Suivant Blaze de Bury, l’auteur des Heures perdues fut le sosie de Musset, le talent des deux poètes se ressemblait ; c’est pourquoi Musset ombrageux, sentant peut-être qu’on les rapprochait l’un de l’autre, repoussa les avances d’Arvers.

François Ier, comme Charles IX et la Saint-Barthélémy fort à la mode au temps du romantisme, tenta les deux « rivaux, » qui écrivirent chacun un drame dont la belle Ferronnière fut l’héroïne. Blaze préféra le drame d’Arvers à celui de Musset, et cite même dans ses Souvenirs quelques passages inédits des deux œuvres[1]. Pour sa part, Musset ne voulut jamais tirer la sienne de l’ombre. Celle d’Arvers parut, en partie, trop osée au directeur de l’Odéon, qui craignit de la monter.

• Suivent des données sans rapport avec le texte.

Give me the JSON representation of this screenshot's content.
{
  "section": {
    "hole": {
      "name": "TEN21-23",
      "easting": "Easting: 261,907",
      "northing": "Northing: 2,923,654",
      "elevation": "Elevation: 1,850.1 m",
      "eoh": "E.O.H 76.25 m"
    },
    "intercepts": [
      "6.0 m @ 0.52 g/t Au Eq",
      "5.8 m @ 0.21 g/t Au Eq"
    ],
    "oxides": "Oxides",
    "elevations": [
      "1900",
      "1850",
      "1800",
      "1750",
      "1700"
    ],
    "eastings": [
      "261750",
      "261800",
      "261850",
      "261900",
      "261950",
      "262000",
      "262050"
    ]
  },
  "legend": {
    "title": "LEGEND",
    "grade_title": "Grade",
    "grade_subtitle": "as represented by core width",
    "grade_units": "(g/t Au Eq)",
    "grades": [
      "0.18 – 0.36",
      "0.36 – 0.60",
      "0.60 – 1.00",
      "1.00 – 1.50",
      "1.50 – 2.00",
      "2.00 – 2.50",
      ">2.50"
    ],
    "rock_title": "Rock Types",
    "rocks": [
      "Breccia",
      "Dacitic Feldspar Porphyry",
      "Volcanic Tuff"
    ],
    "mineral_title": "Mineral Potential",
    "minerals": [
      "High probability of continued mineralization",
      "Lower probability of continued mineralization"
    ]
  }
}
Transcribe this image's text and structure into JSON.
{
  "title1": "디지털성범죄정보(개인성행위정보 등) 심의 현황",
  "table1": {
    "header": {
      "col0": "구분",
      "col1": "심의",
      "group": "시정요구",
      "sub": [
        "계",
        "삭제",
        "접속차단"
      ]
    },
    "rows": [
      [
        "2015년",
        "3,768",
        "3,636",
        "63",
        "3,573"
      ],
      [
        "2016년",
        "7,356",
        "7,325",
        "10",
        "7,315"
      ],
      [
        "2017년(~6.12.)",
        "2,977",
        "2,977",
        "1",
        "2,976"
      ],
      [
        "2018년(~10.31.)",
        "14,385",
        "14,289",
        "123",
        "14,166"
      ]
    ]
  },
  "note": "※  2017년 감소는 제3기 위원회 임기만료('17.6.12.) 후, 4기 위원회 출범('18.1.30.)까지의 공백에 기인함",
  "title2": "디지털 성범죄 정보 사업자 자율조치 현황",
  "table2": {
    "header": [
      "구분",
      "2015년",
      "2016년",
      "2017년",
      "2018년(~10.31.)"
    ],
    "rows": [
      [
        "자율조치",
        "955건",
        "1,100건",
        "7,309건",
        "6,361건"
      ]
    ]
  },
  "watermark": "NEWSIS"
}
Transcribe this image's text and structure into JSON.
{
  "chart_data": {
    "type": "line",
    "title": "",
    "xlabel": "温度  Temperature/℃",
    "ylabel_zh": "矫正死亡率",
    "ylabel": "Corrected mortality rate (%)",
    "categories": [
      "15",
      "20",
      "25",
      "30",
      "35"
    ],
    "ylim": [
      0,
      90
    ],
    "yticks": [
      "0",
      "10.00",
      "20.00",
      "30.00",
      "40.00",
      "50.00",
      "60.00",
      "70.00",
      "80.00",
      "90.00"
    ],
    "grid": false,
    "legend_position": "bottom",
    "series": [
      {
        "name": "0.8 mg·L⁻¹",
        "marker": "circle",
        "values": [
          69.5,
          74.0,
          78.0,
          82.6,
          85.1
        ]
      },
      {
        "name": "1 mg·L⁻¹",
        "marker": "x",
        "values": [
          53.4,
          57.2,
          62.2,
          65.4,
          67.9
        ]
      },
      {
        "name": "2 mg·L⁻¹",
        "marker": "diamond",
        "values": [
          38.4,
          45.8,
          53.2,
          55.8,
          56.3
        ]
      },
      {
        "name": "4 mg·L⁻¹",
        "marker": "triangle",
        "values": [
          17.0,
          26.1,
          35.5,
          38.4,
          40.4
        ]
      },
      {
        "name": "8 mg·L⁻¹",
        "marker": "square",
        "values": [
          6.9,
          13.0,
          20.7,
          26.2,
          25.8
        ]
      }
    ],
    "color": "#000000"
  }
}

Oui, il y eut

  1. Voici le passage que Blaze qualifie de « rapsodie enfantine de Musset » dans son article sur le Poète Arvers (Revue des Deux Mondes, 1er février 1883).
    LE FOL.

    La première heure est triste, égayons la dernière.

    LE ROI.

    Bien dit ! mon page, amène ici la belle Ferronnière.
    Et du page qui court, une torche à la main,
    Le mantel d’or pourtant flotte sur le chemin,
    Car il sait avertir la belle Ferronnière,
    Mais dans sa chambre où dort la lampe funéraire
    L’avocat à l’œil dur est en habits de deuil ;
    Il se penche pour voir sa femme en son cercueil
    Et dit : Le duc d’Etampes eut pour lui la Bretagne.
    Bien ! Au lieu du remords, le mépris l’accompagne ;
    Chateaubriant eut peur et n’ouvrit qu’un tombeau,
    Sa vengeance boiteuse oublia le plus beau.
    Mais certes, qui verrait cette femme en sa couche
    Avec ce maigre corps, ces longs bras, cette bouche
    Qui n’a plus rien d’humain, pas même la pâleur,
    Qui verrait ce cadavre et se souvient de l’ange,
    Celui-là frémirait sachant comme on se venge.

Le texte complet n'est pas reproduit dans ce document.